What are some applications of bioinformatics or genetics to generating alpha in U.S. equities?

Question

There are many disciplines that have contributed to how one model's risk and return. Physics introduced Brownian motion and RMT. Machine learning has helped to solve complex portfolio construction problems, operations research has contributed to market making & risk management, and aerospace engineering has contributed the Kalman filter.

I am looking for papers that use methods traditionally applied to bioinformatics and genetics to model the behavior of equities. For example, epidemiology makes extensive use of canonical regression -- Blackburn et al. apply canonical regression to tease out the co-movement of equities here.

I am not looking for links to neural network, SVM, or other machine learning papers. I am looking for creative and novel extensions of methods used traditionally in the bioinformatics and genetics space that are applied to generate alpha or risk models in U.S. equities?

For example, bioinformatics has developed a variety of greedy search alorithms that identify which types of traits give rise to certain phenotypes. Is there a paper that applies some of the algorithms from the bioinformatics domain to U.S. equities where traits might be financial statement variables and phenotypes might be return outcomes?

I know Carlos Carvalho (U. Chicago) has done both innovative work in the field of equities and also genetics and recall he had some research along these lines.

Answer 1

You question is quite strange: so you do not want to use methods inspired by bioinfo and genetics (neural networks, GA, geometry of folding, etc) but methods that are used in these fields?

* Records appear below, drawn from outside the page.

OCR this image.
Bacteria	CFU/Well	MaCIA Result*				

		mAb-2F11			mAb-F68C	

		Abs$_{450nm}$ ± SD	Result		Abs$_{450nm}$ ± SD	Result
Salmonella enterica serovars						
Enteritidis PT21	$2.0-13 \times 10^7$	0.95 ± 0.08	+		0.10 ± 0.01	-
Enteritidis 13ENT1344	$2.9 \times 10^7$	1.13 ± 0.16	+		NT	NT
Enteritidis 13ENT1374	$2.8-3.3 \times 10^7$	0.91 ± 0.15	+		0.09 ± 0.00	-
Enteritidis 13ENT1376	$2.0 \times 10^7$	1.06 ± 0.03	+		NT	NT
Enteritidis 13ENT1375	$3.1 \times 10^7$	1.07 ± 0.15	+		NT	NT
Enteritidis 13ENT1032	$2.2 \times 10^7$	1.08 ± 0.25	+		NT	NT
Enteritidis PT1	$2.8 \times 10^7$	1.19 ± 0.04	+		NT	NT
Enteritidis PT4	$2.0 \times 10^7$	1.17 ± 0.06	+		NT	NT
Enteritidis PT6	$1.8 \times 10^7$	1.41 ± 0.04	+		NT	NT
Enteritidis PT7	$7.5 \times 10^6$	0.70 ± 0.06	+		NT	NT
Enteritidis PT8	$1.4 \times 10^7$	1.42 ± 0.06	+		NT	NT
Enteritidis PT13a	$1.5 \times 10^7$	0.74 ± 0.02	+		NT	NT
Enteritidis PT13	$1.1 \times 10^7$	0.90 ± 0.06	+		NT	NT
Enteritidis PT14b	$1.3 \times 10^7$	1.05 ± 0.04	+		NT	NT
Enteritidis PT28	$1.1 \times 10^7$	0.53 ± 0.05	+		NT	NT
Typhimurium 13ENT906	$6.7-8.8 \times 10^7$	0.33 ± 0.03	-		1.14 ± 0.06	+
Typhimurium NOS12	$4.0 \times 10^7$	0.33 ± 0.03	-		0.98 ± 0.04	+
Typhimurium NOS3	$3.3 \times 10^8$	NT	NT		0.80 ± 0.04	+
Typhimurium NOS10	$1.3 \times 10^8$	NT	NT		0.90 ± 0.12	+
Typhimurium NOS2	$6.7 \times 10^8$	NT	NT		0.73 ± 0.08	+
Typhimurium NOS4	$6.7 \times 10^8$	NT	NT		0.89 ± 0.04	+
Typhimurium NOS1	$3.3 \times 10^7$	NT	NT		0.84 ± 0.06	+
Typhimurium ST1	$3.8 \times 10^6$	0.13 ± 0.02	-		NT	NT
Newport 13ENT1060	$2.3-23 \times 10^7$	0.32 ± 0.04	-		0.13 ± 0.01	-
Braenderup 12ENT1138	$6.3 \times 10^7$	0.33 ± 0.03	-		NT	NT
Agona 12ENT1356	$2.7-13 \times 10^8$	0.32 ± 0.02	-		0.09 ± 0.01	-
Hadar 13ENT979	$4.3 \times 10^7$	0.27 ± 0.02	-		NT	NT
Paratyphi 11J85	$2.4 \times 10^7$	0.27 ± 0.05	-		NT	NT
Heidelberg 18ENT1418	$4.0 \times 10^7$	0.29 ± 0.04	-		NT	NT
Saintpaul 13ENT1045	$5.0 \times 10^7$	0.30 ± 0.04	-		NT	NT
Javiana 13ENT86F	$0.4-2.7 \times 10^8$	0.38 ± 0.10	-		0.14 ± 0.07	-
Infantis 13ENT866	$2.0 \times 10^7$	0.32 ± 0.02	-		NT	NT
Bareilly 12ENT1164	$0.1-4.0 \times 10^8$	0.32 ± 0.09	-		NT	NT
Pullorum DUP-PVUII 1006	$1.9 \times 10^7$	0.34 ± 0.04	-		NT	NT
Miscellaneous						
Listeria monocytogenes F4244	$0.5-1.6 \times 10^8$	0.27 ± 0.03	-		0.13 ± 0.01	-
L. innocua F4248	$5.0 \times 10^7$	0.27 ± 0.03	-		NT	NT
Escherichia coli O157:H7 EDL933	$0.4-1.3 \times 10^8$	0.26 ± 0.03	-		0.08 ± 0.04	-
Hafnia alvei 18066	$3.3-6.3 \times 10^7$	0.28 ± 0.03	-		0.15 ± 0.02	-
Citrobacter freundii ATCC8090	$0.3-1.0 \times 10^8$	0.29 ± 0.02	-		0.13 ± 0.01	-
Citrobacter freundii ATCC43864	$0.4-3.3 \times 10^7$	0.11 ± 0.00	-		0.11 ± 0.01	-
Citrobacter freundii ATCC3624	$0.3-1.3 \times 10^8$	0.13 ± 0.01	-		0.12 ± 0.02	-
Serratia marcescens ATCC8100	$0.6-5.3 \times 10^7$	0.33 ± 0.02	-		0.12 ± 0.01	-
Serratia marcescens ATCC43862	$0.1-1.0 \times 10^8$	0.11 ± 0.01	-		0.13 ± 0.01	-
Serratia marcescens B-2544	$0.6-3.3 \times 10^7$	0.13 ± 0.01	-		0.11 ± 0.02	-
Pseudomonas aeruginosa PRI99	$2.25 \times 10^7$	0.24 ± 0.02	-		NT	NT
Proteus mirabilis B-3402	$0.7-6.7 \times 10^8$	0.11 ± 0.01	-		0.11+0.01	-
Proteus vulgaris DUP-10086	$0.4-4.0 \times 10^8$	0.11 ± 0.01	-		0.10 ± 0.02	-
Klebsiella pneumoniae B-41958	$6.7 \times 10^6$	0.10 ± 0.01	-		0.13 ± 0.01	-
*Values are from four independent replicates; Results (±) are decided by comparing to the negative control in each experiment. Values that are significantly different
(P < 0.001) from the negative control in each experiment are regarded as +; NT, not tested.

In terms of modeling, the problematics in bioinfo and genetics are mainly:

• tree or graph matching (to build metrics in the space of molecules), like in SIGMA: a Set-cover-based Inexact Graph Matching Algorithm, by: Misael Mongiovi, Raffaele Di Natale, Rosalba Giugno, Alfredo Pulvirenti, Alfredo Ferro, Roded Sharan, Journal of Bioinformatics and Computational Biology, Vol. 8, No. 2. (2010), pp. 199-218
• fitting of dynamical systems (to identify the dynamics of chemical transformations), like in Modeling in biological chemistry. From biochemical kinetics to systems biology, by: Peter Schuster, Monatshefte für Chemie / Chemical Monthly, Vol. 139, No. 4. (1 April 2008), pp. 427-446
• prediction in discrete state space (to associate the formula of a molecule, to one of its properties), like in Molecular Modeling Of Proteins And Mathematical Prediction Of Protein Structure, by: Arnold Neumaier, In SIAM Review, Vol. 39 (1997), pp. 407-460

It is close to usual data mining, statistical or applied math problematics, so the main differences are heuristics, to take into account some specificities of the problems to avoid some local minima or increase the convergence rate.

I think that you not find anything new as you think to expect. It would be more efficient for you to identify your problems precisely, for instance trying to put each of them in one of these jars:

• continuous optimization
• discrete optimization (the state space has no obvious metric)
• estimation in presence of uncertainty
• continuous prediction (including backward and forward PDE problems, ARMA, GARCH, etc)
• identification of outliers

Then review the classical methods (remind that even in Der Mann Ohne Eigenschaften, by: Robert Musil (1930), you have clear descriptions by Ulrich of his day-to-day job as a mathematician, you have descriptions of such modelings, so nothing is really new in all this), and try to develop heuristics adapted to the specificities of your real situations. My opinion that it is better to know very well the theoretical pitfalls and essential points of the methods to develop adapted heuristics rather than to read about heuristics developed for other fields.